ルカによる福音書の「安息日の癒し」の第1話です。ルカの記述によると、お育ちになったナザレの会堂において「預言者は故郷では歓迎されない」と仰って人々を憤慨させ、危うく山の崖から突き落とされそうになられた、とあります。故郷では歓迎されない哀しみを謳った歌が日本にもありますね。イエスさまはしかしガリラヤをご自分の故郷だと仰るほどに愛されました。

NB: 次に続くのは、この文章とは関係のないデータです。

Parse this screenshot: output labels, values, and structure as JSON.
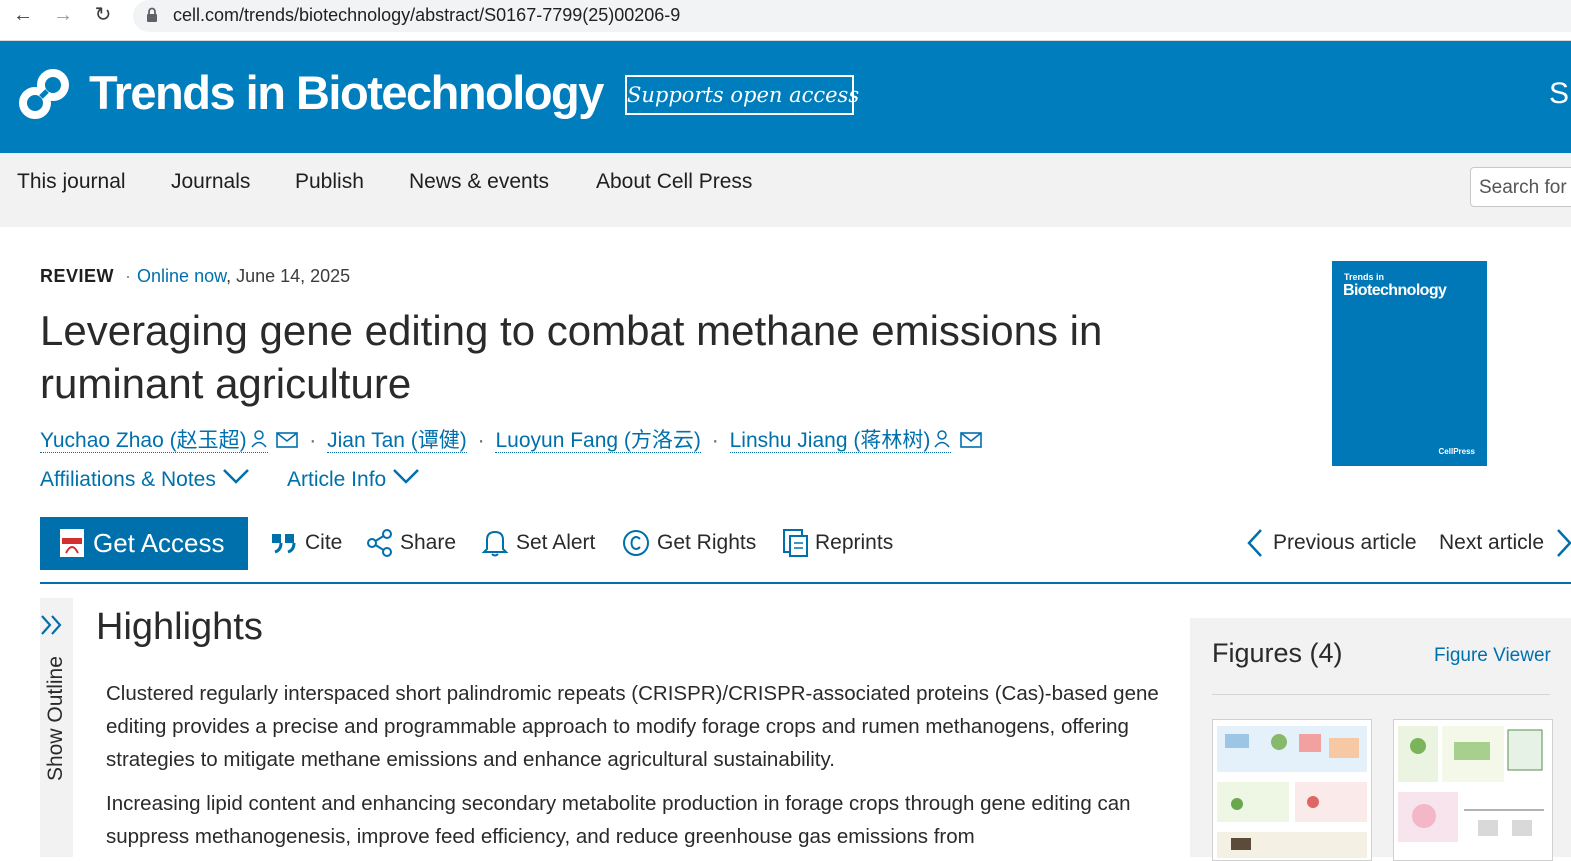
{
  "browser": {
    "back": "←",
    "forward": "→",
    "reload": "↻",
    "url": "cell.com/trends/biotechnology/abstract/S0167-7799(25)00206-9"
  },
  "header": {
    "journal_name": "Trends in Biotechnology",
    "open_access": "Supports open access",
    "truncated_label": "S"
  },
  "nav": {
    "items": [
      "This journal",
      "Journals",
      "Publish",
      "News & events",
      "About Cell Press"
    ],
    "search_placeholder": "Search for"
  },
  "article": {
    "type": "REVIEW",
    "sep": "·",
    "online": "Online now",
    "date": ", June 14, 2025",
    "title": "Leveraging gene editing to combat methane emissions in ruminant agriculture",
    "authors": [
      "Yuchao Zhao (赵玉超)",
      "Jian Tan (谭健)",
      "Luoyun Fang (方洛云)",
      "Linshu Jiang (蒋林树)"
    ],
    "author_sep": "·",
    "affiliations": "Affiliations & Notes",
    "article_info": "Article Info"
  },
  "cover": {
    "line1": "Trends in",
    "line2": "Biotechnology",
    "publisher": "CellPress"
  },
  "toolbar": {
    "get_access": "Get Access",
    "cite": "Cite",
    "share": "Share",
    "set_alert": "Set Alert",
    "get_rights": "Get Rights",
    "reprints": "Reprints",
    "previous": "Previous article",
    "next": "Next article"
  },
  "outline": {
    "label": "Show Outline"
  },
  "highlights": {
    "heading": "Highlights",
    "items": [
      "Clustered regularly interspaced short palindromic repeats (CRISPR)/CRISPR-associated proteins (Cas)-based gene editing provides a precise and programmable approach to modify forage crops and rumen methanogens, offering strategies to mitigate methane emissions and enhance agricultural sustainability.",
      "Increasing lipid content and enhancing secondary metabolite production in forage crops through gene editing can suppress methanogenesis, improve feed efficiency, and reduce greenhouse gas emissions from"
    ]
  },
  "figures": {
    "title": "Figures (4)",
    "viewer": "Figure Viewer"
  },
  "colors": {
    "brand_blue": "#007dbc",
    "link_blue": "#0070ad",
    "nav_gray": "#f2f2f2"
  }
}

今朝のお話はガリラヤ湖北岸の町カファルナウムでの出来事です。安息日、イエスさまはいつものように会堂にお入りになり説教をなさっていました。その教えが、ユダヤ人たちがそれまでずっと聞いてきたこととは違うので彼らが驚いた、とルカは記しています。言葉に権威や力があったからだと。その言葉の持つ権威や力が抽象的なものではなく、実際に出来事を起こしていくものであることを間もなく人は目の当たりにすることになります。

その時会堂に汚れた霊に取り憑かれた人がいたのです。イエスさまが本当はどなたであるか人は誰も正確に把握していませんでしたが汚れた霊は知っていました。「神の聖者だ」と取り憑いた人の口を通して叫んでいます。しかも霊はこの方が悪霊を滅ぼす力を持っておられること、どんな悪霊もこの方には太刀打ち出来ないことも知っていました。だから「かまわないでくれ、滅ぼさないでくれ」と懇願しつつ取り憑いていた人の体から出て逃げていったのです。イエスさまは「黙れ、この人から出て行け」と仰っただけでした。人々はさっきよりももっと驚いた。その言葉の権威と力のあまりの大きさ、強さを実感したからでしょうか…。

ところで人に取り憑いてその人を内側から支配し思うままに操る悪霊って何でしょうね・・・?